Apparently, the Coachella Valley is home to many aviation veterans of the Second World War. The museum was crowded with volunteers who knew the planes intimately and were willing to answer questions.
Near the little café in one of the hangars was a huge Boeing B-17 Flying Fortress that was being restored by aficionados. For a five dollar donation, we could walk through the plane from the cockpit to the rear door. It was a tempting challenge, though I knew it would be a tight squeeze for my portly frame. So we ponied up the ten bucks and did it.
For starters, the highly analog cockpit controls (see above) were a revelation to a digital denizen such as myself. We barely managed to make it up the ladder to squeeze in the space behind the cockpit. The B-17’s crew of ten must have been immune to claustrophobia, especially the tail gunner and the gunner in the 360-degree rotating gun position under the aircraft. The former was totally cut off from the rest of the aircraft by the rear bomb bay.

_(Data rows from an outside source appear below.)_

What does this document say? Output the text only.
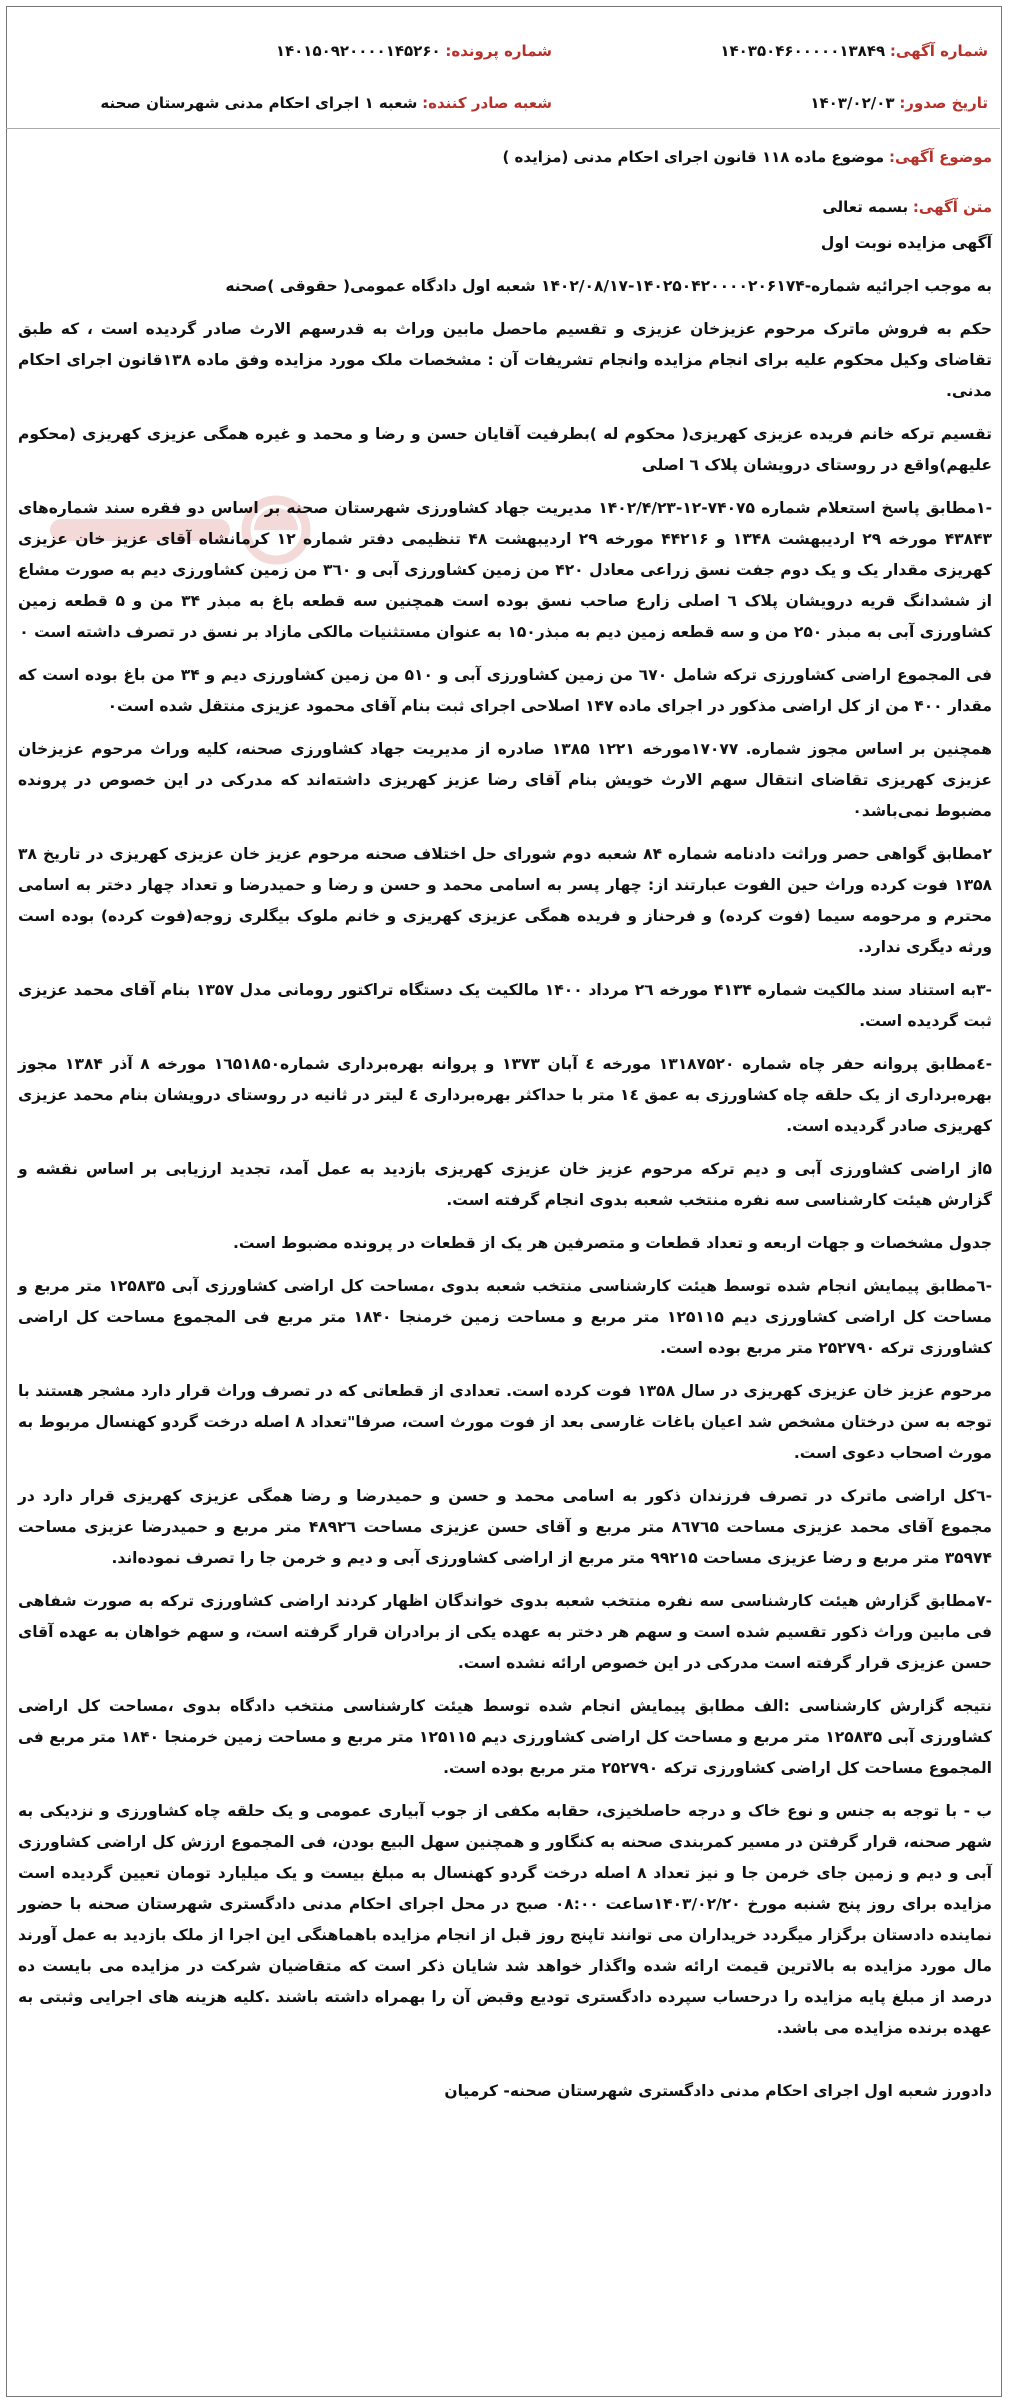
شماره آگهی: ۱۴۰۳۵۰۴۶۰۰۰۰۰۱۳۸۴۹
تاریخ صدور: ۱۴۰۳/۰۲/۰۳
شماره پرونده: ۱۴۰۱۵۰۹۲۰۰۰۰۱۴۵۲۶۰
شعبه صادر کننده: شعبه ۱ اجرای احکام مدنی شهرستان صحنه
موضوع آگهی: موضوع ماده ۱۱۸ قانون اجرای احکام مدنی (مزایده )
متن آگهی: بسمه تعالی
آگهی مزایده نوبت اول
به موجب اجرائیه شماره-۱۴۰۲۵۰۴۲۰۰۰۰۲۰۶۱۷۴-۱۴۰۲/۰۸/۱۷ شعبه اول دادگاه عمومی( حقوقی )صحنه
حکم به فروش ماترک مرحوم عزیزخان عزیزی و تقسیم ماحصل مابین وراث به قدرسهم الارث صادر گردیده است ، که طبق تقاضای وکیل محکوم علیه برای انجام مزایده وانجام تشریفات آن : مشخصات ملک مورد مزایده وفق ماده ۱۳۸قانون اجرای احکام مدنی.
تقسیم ترکه خانم فریده عزیزی کهریزی( محکوم له )بطرفیت آقایان حسن و رضا و محمد و غیره همگی عزیزی کهریزی (محکوم علیهم)واقع در روستای درویشان پلاک ٦ اصلی
-۱مطابق پاسخ استعلام شماره ۷۴۰۷۵-۱۲-۱۴۰۲/۴/۲۳ مدیریت جهاد کشاورزی شهرستان صحنه بر اساس دو فقره سند شماره‌های ۴۳۸۴۳ مورخه ۲۹ اردیبهشت ۱۳۴۸ و ۴۴۲۱۶ مورخه ۲۹ اردیبهشت ۴۸ تنظیمی دفتر شماره ۱۲ کرمانشاه آقای عزیز خان عزیزی کهریزی مقدار یک و یک دوم جفت نسق زراعی معادل ۴۲۰ من زمین کشاورزی آبی و ۳٦۰ من زمین کشاورزی دیم به صورت مشاع از ششدانگ قریه درویشان پلاک ٦ اصلی زارع صاحب نسق بوده است همچنین سه قطعه باغ به مبذر ۳۴ من و ۵ قطعه زمین کشاورزی آبی به مبذر ۲۵۰ من و سه قطعه زمین دیم به مبذر۱۵۰ به عنوان مستثنیات مالکی مازاد بر نسق در تصرف داشته است ۰
فی المجموع اراضی کشاورزی ترکه شامل ٦۷۰ من زمین کشاورزی آبی و ۵۱۰ من زمین کشاورزی دیم و ۳۴ من باغ بوده است که مقدار ۴۰۰ من از کل اراضی مذکور در اجرای ماده ۱۴۷ اصلاحی اجرای ثبت بنام آقای محمود عزیزی منتقل شده است۰
همچنین بر اساس مجوز شماره. ۱۷۰۷۷مورخه ۱۲۲۱ ۱۳۸۵ صادره از مدیریت جهاد کشاورزی صحنه، کلیه وراث مرحوم عزیزخان عزیزی کهریزی تقاضای انتقال سهم الارث خویش بنام آقای رضا عزیز کهریزی داشته‌اند که مدرکی در این خصوص در پرونده مضبوط نمی‌باشد۰
۲مطابق گواهی حصر وراثت دادنامه شماره ۸۴ شعبه دوم شورای حل اختلاف صحنه مرحوم عزیز خان عزیزی کهریزی در تاریخ ۳۸ ۱۳۵۸ فوت کرده وراث حین الفوت عبارتند از: چهار پسر به اسامی محمد و حسن و رضا و حمیدرضا و تعداد چهار دختر به اسامی محترم و مرحومه سیما (فوت کرده) و فرحناز و فریده همگی عزیزی کهریزی و خانم ملوک بیگلری زوجه(فوت کرده) بوده است ورثه دیگری ندارد.
-۳به استناد سند مالکیت شماره ۴۱۳۴ مورخه ۲٦ مرداد ۱۴۰۰ مالکیت یک دستگاه تراکتور رومانی مدل ۱۳۵۷ بنام آقای محمد عزیزی ثبت گردیده است.
-٤مطابق پروانه حفر چاه شماره ۱۳۱۸۷۵۲۰ مورخه ٤ آبان ۱۳۷۳ و پروانه بهره‌برداری شماره۱٦۵۱۸۵۰ مورخه ۸ آذر ۱۳۸۴ مجوز بهره‌برداری از یک حلقه چاه کشاورزی به عمق ۱٤ متر با حداکثر بهره‌برداری ٤ لیتر در ثانیه در روستای درویشان بنام محمد عزیزی کهریزی صادر گردیده است.
۵از اراضی کشاورزی آبی و دیم ترکه مرحوم عزیز خان عزیزی کهریزی بازدید به عمل آمد، تجدید ارزیابی بر اساس نقشه و گزارش هیئت کارشناسی سه نفره منتخب شعبه بدوی انجام گرفته است.
جدول مشخصات و جهات اربعه و تعداد قطعات و متصرفین هر یک از قطعات در پرونده مضبوط است.
-٦مطابق پیمایش انجام شده توسط هیئت کارشناسی منتخب شعبه بدوی ،مساحت کل اراضی کشاورزی آبی ۱۲۵۸۳۵ متر مربع و مساحت کل اراضی کشاورزی دیم ۱۲۵۱۱۵ متر مربع و مساحت زمین خرمنجا ۱۸۴۰ متر مربع فی المجموع مساحت کل اراضی کشاورزی ترکه ۲۵۲۷۹۰ متر مربع بوده است.
مرحوم عزیز خان عزیزی کهریزی در سال ۱۳۵۸ فوت کرده است. تعدادی از قطعاتی که در تصرف وراث قرار دارد مشجر هستند با توجه به سن درختان مشخص شد اعیان باغات غارسی بعد از فوت مورث است، صرفا"تعداد ۸ اصله درخت گردو کهنسال مربوط به مورث اصحاب دعوی است.
-٦کل اراضی ماترک در تصرف فرزندان ذکور به اسامی محمد و حسن و حمیدرضا و رضا همگی عزیزی کهریزی قرار دارد در مجموع آقای محمد عزیزی مساحت ۸٦۷٦۵ متر مربع و آقای حسن عزیزی مساحت ۴۸۹۲٦ متر مربع و حمیدرضا عزیزی مساحت ۳۵۹۷۴ متر مربع و رضا عزیزی مساحت ۹۹۲۱۵ متر مربع از اراضی کشاورزی آبی و دیم و خرمن جا را تصرف نموده‌اند.
-۷مطابق گزارش هیئت کارشناسی سه نفره منتخب شعبه بدوی خواندگان اظهار کردند اراضی کشاورزی ترکه به صورت شفاهی فی مابین وراث ذکور تقسیم شده است و سهم هر دختر به عهده یکی از برادران قرار گرفته است، و سهم خواهان به عهده آقای حسن عزیزی قرار گرفته است مدرکی در این خصوص ارائه نشده است.
نتیجه گزارش کارشناسی :الف مطابق پیمایش انجام شده توسط هیئت کارشناسی منتخب دادگاه بدوی ،مساحت کل اراضی کشاورزی آبی ۱۲۵۸۳۵ متر مربع و مساحت کل اراضی کشاورزی دیم ۱۲۵۱۱۵ متر مربع و مساحت زمین خرمنجا ۱۸۴۰ متر مربع فی المجموع مساحت کل اراضی کشاورزی ترکه ۲۵۲۷۹۰ متر مربع بوده است.
ب - با توجه به جنس و نوع خاک و درجه حاصلخیزی، حقابه مکفی از جوب آبیاری عمومی و یک حلقه چاه کشاورزی و نزدیکی به شهر صحنه، قرار گرفتن در مسیر کمربندی صحنه به کنگاور و همچنین سهل البیع بودن، فی المجموع ارزش کل اراضی کشاورزی آبی و دیم و زمین جای خرمن جا و نیز تعداد ۸ اصله درخت گردو کهنسال به مبلغ بیست و یک میلیارد تومان تعیین گردیده است مزایده برای روز پنج شنبه مورخ ۱۴۰۳/۰۲/۲۰ساعت ۰۸:۰۰ صبح در محل اجرای احکام مدنی دادگستری شهرستان صحنه با حضور نماینده دادستان برگزار میگردد خریداران می توانند تاپنج روز قبل از انجام مزایده باهماهنگی این اجرا از ملک بازدید به عمل آورند مال مورد مزایده به بالاترین قیمت ارائه شده واگذار خواهد شد شایان ذکر است که متقاضیان شرکت در مزایده می بایست ده درصد از مبلغ پایه مزایده را درحساب سپرده دادگستری تودیع وقبض آن را بهمراه داشته باشند .کلیه هزینه های اجرایی وثبتی به عهده برنده مزایده می باشد.
دادورز شعبه اول اجرای احکام مدنی دادگستری شهرستان صحنه- کرمیان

The B-17 was featured in a number of war films including Memphis Belle (both versions: 1944 and 1990), Flying Fortress (1942), Air Force (1943), 12 O’Clock High (1949), and Tora! Tora! Tora! (1970).
If you ever find yourself in Palm Springs, and if you are as much of a history nut as I am, you could do worse than spend a whole day at the Palm Springs Air Museum. (I had to promise Martine that we would return so that she could finish viewing all the exhibits.)